Difficile également, pour Onfray, d’entendre les leçons de choses intellectuelles d’un Premier ministre symbole d’une gauche seulement défensive (« J’ai peur pour mon pays » a par exemple dit le Premier ministre lors de la même interview à propos du FN) tout juste capable de menacer d’exclusion ceux qui, en son sein, critiquent son positionnement. Michel Onfray résumera l’atonie intellectuelle du parti au pouvoir d’une formule : « Ce n’est pas de ma faute si François Hollande préfère inviter à dîner Yannick Noah, Marion Cotillard ou Joey Starr plutôt que des intellectuels ».

*Journaliste à Marianne, plus particulièrement chargé des questions internationales

MANUEL VALLS, MICHEL ONFRAY ET BERNARD-HENRI LEVY : L’ENJEU DU DEBAT

Maria de Franca

Le Premier Ministre, Manuel Valls, n’a pas « attaqué » Michel Onfray comme le crie la blogosphère, notamment à l’extrême-droite, depuis ce dimanche matin. Il a défendu Bernard-Henri Lévy que Michel Onfray avait attaqué, de manière gratuite, dans une interview récente du Point – et ce n’est, évidemment, pas la même chose.

Car qu’a dit, exactement, Manuel Valls, dans cette interview sur Europe 1/iTELE/Le Monde ? « Quand un philosophe connu, apprécié par beaucoup de Français, Michel Onfray, explique qu’Alain de Benoist, qui était le philosophe de la Nouvelle droite dans les années 70 et 80 et qui, d’une certaine manière, a façonné la matrice idéologique du Front national, avec le Club de l’Horloge, le Grèce, (…) au fond vaut mieux que Bernard-Henri Lévy, ça veut dire qu’on perd les repères ».

Et qu’avait dit, au juste, Michel Onfray dans l’article paru au Point, dont le titre « Cette mafia qui se réclame de la gauche… », introduit parfaitement les inepties qu’il contient ? « Concluez si vous voulez que je préfère une analyse juste d’Alain de Benoist à une analyse injuste de Minc, Attali ou Bernard-Henri Lévy (…). Les Papous vont hurler! Mais ils ne me feront pas dire que je préfère une analyse injuste de BHL sous prétexte qu’il dit qu’il est de gauche et que Pierre Bergé, Libération, Le Monde et le Nouvel Observateur, pardon, L’Obs affirment aussi qu’il le serait…».

Entendons-nous bien. Michel Onfray a parfaitement le droit de ne pas se sentir « proche » de Bernard-Henri Lévy. De même qu’il avait parfaitement le droit de déclarer, le 13 avril 2012, sur LCI, que « BHL» est tellement « insoucieux de la misère qu’il y a au pied de sa porte » qu’il « enjambe probablement des mendiants boulevard Saint-Germain » en sortant de chez lui.
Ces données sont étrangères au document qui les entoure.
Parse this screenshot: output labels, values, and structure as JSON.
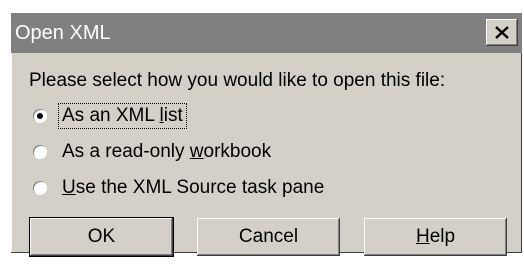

Mais on a le droit, nous, de trouver très curieuse cette façon de sortir de la naphtaline un intellectuel, Alain de Benoist, totalement oublié depuis l’époque, il y a trente ans, où il jetait les bases, en effet, de la nouvelle droite et, donc, du Front National.

On a le droit de trouver bizarre cette manière de nous refaire le coup de la fameuse question de savoir s’il vaut mieux « avoir tort avec Sartre » ou « avoir raison avec Aron » – sauf que, là, c’est l’obscur et nauséabond Benoist qui, on se demande bien pourquoi, est tiré de l’oubli pour remplacer Raymond Aron.

De même, d’ailleurs, qu’on a le droit, quand Michel Onfray se répand en considérations oiseuses sur Bernard-Henri Lévy « enjambant » sans état d’âme les corps des « mendiants » du boulevard Saint-Germain, d’entendre Alain Soral faisant exactement le même reproche aux élites mondialisées et « sataniques » qui font, selon lui, la loi dans le monde d’aujourd’hui.

Et Manuel Valls a parfaitement le droit, lui, de dire qu’en procédant de la sorte Michel Onfray sombre dans un populisme qui brouille les repères dont a si cruellement besoin l’éthique républicaine d’aujourd’hui.